By exploiting these features in the ways described, an attacker can extend the impact of a single domain controller attack to include one or more of the following:

  • The configuration of the forest
  • The configuration of any domain in the forest
  • Any application that relies on data stored in any domain of the forest or in the configuration container of the forest
  • Any computer that is joined to the forest, including data stored on those computers or services running on those computers
  • Any resource in any domain outside the attacked forest that trusts a domain inside the attacked forest, and to which users in the attacked forest have been granted access

For the reasons discussed here, organizations that participate in a forest cannot be isolated from any service administrator in the forest, and must trust all personnel that have physical access to domain controllers.
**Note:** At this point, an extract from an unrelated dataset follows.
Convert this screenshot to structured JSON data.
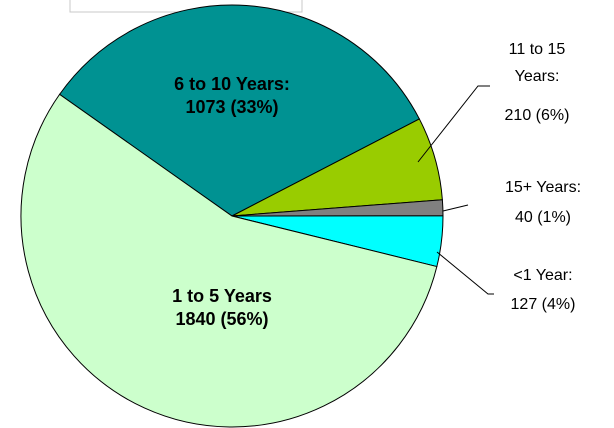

As a result, these organizations must take steps to mitigate or limit the vulnerabilities that result from the requirement to trust service administrators and the potential for unauthorized access to domain controllers.

Note

The above two characteristics of Active Directory cannot be used to launch attacks between domains in different forests if the proper precautions are observed:

  • To protect against authorization data spoofing attacks, use the SID filtering feature on external trust links between domains in different forests. For more information about SID filtering, see article 309172 in the Microsoft Knowledge Base at http://search.support.microsoft.com/.
  • No data partitions are shared or replicated between domain controllers in different forests. Users and administrators from externally-trusted domains in remote forests can only update security-sensitive data in a forest if they are specifically granted write access to that data. Do not grant access to security-sensitive data to users from externally trusted domains unless those users and the service administrators of the remote domain are as trusted as the service administrators of your forest.